The problem of course is that if we now skip to the end of the parsha, we find that as a result of Yaakov's receiving the blessing from Yitzchak with the help of Rivka who saw in her prophecy before her sons' birth that this must happen, there was kindled in Aisav an unquenchable hatred.  The only reason Aisav did not kill his brother outright at that moment was his realistic understanding that the court of Shem and Aiver would catch him and sentence him to death if he were to do so, according to the Midrash Shocher Tov. Aisav hatched multiple plans for assassinating his brother through third parties, and so Rivka arranged for Yaakov to be sent to her own family out of Aisav's reach.

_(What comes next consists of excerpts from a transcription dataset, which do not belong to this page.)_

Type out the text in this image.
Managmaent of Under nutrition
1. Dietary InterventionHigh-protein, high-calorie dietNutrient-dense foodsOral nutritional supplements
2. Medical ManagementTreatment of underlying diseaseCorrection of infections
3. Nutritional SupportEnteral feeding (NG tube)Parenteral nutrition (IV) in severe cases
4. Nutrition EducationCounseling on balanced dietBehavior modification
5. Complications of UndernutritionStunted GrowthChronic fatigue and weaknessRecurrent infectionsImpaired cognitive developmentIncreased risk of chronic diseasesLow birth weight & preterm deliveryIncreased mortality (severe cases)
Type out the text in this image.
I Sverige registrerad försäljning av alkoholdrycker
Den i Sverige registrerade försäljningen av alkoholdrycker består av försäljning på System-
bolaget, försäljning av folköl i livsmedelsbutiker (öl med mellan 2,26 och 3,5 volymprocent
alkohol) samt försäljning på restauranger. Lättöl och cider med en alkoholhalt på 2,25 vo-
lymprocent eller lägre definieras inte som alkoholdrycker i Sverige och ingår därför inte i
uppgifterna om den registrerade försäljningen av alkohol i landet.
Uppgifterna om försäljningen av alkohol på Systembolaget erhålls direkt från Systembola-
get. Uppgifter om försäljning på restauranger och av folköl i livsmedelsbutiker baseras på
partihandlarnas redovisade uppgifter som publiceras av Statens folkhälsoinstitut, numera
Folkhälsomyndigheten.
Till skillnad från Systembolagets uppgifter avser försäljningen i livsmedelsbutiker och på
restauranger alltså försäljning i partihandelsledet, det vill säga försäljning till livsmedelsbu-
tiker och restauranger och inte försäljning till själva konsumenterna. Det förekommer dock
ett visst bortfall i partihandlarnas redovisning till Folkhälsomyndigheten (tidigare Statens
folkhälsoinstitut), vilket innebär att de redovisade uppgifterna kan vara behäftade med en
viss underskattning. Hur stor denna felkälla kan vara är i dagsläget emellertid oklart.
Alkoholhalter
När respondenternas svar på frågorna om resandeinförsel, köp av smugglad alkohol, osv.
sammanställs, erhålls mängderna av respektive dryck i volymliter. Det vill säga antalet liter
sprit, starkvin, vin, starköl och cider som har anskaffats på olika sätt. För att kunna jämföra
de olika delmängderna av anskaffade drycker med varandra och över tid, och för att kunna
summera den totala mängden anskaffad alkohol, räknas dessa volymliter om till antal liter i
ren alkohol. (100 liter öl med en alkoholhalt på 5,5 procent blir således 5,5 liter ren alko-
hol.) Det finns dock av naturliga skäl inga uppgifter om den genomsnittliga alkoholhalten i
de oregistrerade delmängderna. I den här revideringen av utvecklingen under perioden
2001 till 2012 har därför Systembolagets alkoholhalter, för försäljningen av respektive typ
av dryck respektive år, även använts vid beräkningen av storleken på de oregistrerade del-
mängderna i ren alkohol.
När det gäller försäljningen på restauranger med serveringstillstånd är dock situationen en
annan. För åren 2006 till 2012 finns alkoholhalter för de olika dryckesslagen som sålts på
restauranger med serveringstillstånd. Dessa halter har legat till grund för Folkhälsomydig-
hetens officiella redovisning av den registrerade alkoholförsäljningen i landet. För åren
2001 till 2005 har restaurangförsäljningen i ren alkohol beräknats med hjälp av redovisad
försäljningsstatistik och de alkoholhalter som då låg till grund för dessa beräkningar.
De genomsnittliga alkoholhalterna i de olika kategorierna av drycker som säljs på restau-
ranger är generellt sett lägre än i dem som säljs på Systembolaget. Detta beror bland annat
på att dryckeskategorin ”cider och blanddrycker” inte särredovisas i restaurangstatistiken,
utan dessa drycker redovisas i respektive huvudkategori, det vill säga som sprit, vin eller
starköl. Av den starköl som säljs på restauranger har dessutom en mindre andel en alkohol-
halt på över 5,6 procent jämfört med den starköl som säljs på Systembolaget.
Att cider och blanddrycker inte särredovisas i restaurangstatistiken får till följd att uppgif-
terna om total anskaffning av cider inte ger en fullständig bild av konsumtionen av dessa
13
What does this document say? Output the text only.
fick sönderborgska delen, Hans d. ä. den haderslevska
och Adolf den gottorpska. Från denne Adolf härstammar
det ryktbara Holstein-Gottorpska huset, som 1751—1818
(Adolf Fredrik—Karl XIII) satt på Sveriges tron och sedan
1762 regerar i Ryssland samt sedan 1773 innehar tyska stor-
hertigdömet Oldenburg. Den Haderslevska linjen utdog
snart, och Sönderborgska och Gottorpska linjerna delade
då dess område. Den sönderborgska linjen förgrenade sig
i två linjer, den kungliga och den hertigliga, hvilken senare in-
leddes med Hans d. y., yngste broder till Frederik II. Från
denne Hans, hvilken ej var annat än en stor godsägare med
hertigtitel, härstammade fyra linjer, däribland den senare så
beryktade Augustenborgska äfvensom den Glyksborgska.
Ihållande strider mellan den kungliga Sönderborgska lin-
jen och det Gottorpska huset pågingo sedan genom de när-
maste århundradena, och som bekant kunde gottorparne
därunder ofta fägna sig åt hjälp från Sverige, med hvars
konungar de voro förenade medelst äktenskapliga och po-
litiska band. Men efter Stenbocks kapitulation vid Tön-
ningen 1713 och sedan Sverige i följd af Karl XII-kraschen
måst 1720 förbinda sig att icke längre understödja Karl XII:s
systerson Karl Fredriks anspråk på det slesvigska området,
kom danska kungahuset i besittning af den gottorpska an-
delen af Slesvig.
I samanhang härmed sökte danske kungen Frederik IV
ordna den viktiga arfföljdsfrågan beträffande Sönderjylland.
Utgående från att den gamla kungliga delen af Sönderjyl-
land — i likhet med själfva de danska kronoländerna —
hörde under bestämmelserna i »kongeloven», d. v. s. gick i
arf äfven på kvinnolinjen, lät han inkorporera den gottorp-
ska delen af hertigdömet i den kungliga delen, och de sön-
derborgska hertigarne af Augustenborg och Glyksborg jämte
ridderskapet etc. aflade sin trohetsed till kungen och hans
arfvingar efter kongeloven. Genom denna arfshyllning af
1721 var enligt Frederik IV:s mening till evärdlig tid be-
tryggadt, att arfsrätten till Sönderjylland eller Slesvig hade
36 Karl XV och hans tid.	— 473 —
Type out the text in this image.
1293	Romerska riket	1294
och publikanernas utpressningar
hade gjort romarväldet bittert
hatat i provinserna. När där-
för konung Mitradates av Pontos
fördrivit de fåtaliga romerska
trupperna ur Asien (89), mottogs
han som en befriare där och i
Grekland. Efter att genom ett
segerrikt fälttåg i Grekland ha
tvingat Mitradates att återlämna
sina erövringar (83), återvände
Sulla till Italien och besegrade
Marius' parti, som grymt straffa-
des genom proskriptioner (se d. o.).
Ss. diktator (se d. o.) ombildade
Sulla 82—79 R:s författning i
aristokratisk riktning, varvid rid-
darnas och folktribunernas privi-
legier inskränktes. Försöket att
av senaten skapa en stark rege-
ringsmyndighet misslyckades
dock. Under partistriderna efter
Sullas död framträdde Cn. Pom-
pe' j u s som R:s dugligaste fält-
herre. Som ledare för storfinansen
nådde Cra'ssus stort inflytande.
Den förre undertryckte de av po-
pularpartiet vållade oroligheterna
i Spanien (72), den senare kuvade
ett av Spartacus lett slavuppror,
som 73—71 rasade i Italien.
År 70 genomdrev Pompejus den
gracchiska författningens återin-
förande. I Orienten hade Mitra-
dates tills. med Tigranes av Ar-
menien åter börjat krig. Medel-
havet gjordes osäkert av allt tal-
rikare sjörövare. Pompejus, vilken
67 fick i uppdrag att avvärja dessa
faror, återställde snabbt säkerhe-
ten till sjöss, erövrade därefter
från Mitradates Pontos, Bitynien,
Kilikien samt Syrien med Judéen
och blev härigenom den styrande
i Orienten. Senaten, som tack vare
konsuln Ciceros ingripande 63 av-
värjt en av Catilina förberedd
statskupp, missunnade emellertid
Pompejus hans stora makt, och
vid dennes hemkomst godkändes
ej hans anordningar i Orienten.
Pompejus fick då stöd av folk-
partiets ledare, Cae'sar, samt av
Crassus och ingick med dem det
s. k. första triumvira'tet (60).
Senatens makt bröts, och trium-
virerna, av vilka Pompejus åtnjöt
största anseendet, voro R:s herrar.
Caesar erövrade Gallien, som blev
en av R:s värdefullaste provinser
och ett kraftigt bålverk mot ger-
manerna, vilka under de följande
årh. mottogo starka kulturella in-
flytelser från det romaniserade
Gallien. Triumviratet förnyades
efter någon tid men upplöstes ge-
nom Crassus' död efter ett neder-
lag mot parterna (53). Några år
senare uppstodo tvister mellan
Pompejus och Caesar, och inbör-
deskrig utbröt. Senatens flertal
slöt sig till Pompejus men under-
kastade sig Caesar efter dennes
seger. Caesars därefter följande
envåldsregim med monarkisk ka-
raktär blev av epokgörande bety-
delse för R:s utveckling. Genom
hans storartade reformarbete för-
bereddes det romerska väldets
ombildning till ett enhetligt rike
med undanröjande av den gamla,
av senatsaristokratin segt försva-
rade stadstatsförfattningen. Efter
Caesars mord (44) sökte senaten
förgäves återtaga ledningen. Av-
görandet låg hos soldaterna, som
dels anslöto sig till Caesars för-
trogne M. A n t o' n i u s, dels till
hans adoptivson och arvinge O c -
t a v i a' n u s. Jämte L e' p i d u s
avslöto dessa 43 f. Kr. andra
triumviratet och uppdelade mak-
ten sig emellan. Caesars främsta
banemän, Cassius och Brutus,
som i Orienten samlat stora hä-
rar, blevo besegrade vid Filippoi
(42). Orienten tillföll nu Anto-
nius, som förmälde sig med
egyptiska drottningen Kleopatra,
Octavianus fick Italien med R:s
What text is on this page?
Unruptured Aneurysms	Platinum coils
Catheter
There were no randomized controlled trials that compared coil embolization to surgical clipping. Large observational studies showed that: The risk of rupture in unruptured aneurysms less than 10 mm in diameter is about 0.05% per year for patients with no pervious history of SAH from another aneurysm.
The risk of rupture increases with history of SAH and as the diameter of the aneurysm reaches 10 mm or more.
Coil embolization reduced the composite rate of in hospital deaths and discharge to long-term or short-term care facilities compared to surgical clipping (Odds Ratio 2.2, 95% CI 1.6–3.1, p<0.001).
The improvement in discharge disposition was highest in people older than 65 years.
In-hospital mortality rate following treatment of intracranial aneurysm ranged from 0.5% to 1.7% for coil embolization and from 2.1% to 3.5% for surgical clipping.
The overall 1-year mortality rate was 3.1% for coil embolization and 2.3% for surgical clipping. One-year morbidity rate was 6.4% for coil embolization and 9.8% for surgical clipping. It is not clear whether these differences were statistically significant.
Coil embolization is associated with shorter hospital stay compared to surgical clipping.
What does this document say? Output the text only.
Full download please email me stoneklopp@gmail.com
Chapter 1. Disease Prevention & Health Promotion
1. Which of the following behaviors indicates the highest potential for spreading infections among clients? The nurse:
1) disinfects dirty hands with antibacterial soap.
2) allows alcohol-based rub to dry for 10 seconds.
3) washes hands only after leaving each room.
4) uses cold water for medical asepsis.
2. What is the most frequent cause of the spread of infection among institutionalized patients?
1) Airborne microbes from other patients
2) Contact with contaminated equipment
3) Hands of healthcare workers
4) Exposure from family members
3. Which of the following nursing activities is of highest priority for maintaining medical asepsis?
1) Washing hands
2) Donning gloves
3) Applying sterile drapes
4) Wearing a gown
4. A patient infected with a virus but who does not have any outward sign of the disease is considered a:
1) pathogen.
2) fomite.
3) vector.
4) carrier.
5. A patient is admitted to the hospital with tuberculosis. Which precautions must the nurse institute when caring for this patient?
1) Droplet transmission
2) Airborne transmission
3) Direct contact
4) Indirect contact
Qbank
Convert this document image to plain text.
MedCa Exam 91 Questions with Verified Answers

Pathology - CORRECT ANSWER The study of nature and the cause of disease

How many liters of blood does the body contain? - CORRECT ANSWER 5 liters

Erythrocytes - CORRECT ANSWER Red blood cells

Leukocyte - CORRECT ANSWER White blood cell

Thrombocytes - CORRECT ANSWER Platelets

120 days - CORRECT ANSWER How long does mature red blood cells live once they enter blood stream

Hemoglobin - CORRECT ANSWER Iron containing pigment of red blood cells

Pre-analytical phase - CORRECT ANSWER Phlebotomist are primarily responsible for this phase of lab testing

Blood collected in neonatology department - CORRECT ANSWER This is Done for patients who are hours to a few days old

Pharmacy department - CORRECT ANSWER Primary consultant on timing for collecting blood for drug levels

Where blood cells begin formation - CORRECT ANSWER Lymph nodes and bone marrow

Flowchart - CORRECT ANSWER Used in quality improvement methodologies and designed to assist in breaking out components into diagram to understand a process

Midrash haGadol sums it up with the statement, "It is a well-known halacha that Aisav hates Yaakov." What can this mean, how can hatred be a "halacha?"  It is the nature of Galus, exile. We refer to our current situation as the Edomi (Roman, Aisav) exile. It was prophesied that Edom (the nation descending from Aisav) must hate the descendants of Yaakov (Israel). The whole world is obviously not Edom, but in this state we have reached following our descent to the point of this final, complete galus, Edom is also dispersed among the nation and hatred towards us is rampant. In an upcoming parsha we'll address the methods Yaakov himself modeled against this tide of danger, but in this moment we can only accept that it spreads among other nations including Yishmael who was already pre-disposed to hatred towards the beloved of Avraham and Yitzchak.

At the moment we can only do what we can do. We are in galus. We can daven for protection and G-d's love. We can daven to understand the world as much as possible. We can take action for self- and community-defense. We can reach out to those who will accept what we have to offer in peace. Most of all, we can simply rely on faith in hashgacha pratis, and act in every way we can to bring Moshiach.

My prayer is that my son has a safe trip, and that during the immediate future we join him in Yerushalayim because Moshiach has arrived to G-d's glory.